Ci ha messo poco la vita a sostituire la gioia immensa di questa coppia con il dolore più profondo, la confusione e il terrore hanno spazzato via tutta la felicità che li circondava.

Amanda è nata sana, al termine regolare di una gravidanza nella norma, ma all’undicesimo mese di vita qualcosa è cambiato. La piccola non faceva altro che piangere, sempre. E’ iniziata così, con dei pianti incomprensibili e ogni volta che le si dava da mangiare lei vomitava, per terminare con il rifiuto totale del cibo.

I genitori di Amanda erano disperati ormai, la bimba stava rapidamente perdendo peso, non cresceva più, visitata da molti medici che sostenevano diagnosi completamente opposte, provando tutte le cure possibili che venivano proposte, nulla funzionava, nessuno era in grado di stabilire una causa definitiva e una cura permanente. Intanto Amanda scompariva.

Paolo era come impazzito, ostinato e caparbio, continuava a fissare appuntamenti con ogni tipo di specialista, mentre Camilla seguiva l’esempio della figlioletta, mangiando sempre meno e perdendo peso e forze.

Senso di colpa indotto


Come biasimarla? Ogni medico che incontrava la incolpava, per non aver allattato al seno per un tempo sufficiente, per il modo in cui teneva la figlia in braccio, per la sua depressione che non era di nessun aiuto; qualcuno del personale sanitario è arrivato persino a minacciarla di toglierle la custodia della figlia, in quanto sosteneva che non fosse nelle condizioni psicofisiche di gestire una bambina.

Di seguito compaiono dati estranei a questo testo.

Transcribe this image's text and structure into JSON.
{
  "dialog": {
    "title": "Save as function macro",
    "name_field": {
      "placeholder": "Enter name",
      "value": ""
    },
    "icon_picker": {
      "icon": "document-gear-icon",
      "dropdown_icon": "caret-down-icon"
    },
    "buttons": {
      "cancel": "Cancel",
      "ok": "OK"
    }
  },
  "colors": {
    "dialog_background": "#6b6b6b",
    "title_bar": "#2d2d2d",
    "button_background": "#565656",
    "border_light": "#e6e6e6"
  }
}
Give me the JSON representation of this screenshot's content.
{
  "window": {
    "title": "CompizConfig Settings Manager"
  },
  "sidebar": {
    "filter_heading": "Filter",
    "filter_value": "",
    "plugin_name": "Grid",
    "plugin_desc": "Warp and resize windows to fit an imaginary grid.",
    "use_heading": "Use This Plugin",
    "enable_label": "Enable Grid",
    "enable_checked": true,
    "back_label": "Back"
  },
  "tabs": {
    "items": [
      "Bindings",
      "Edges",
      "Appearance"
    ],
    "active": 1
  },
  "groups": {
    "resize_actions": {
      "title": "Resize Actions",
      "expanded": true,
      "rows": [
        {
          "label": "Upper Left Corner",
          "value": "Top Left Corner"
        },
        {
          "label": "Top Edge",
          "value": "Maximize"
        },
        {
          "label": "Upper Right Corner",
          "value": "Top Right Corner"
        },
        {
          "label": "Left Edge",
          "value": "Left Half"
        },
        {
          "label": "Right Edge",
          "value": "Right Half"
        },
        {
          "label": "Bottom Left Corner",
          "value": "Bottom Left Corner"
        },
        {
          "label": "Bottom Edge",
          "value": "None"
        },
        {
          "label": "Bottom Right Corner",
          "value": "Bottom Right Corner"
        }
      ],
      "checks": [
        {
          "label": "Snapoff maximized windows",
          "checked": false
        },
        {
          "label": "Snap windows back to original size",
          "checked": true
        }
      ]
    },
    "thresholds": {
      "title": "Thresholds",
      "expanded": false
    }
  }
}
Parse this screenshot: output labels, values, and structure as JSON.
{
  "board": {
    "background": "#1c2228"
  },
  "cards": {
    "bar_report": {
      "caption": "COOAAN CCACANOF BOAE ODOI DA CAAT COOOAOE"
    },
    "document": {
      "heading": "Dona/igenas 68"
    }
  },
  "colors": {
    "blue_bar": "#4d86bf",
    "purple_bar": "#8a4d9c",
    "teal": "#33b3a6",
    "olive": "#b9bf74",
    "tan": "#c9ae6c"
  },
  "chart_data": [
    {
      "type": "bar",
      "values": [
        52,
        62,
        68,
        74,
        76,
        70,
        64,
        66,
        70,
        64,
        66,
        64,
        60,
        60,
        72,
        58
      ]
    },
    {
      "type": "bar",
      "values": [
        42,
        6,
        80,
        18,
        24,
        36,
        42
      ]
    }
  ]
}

Un giorno i due genitori ricevono a sorpresa la visita dei carabinieri, accompagnati da due assistenti sociali. Erano stati allertati da un ospedale, con l’accusa di provvedere volontariamente al malessere della piccola: ci mancava solo questo per far crollare ancora più nell’oblio la famiglia.

Fortunatamente l’indagine in questione fu breve, vennero sollevati dalla responsabilità di quell’accusa in tempi incredibilmente brevi; inoltre uno degli assistenti diede loro il numero di un pediatra descrivendolo come un luminare della medicina infantile.

Nonostante fosse a più di 350 km di distanza, partirono nell’immediato con questo scricciolo di bimba che non aveva nemmeno più la forza di piangere, arrivati nello studio medico la bimba viene visitata con urgenza e dopo pochi minuti, dichiarata in fin di vita, viene fatta trasportare all’ospedale più vicino, dove lo staff medico era pronto per l’intervento.

Che cos’ha Amanda


Intervento? Di cosa? Perché? Cos’ha Amanda?

A distanza di 5 anni da quell’episodio, Camilla mi racconta ancora visibilmente scossa quel terribile giorno, in cui le hanno strappato la bambina dalle braccia per sottoporla ad un intervento chirurgico d’urgenza all’appendice e allo stomaco.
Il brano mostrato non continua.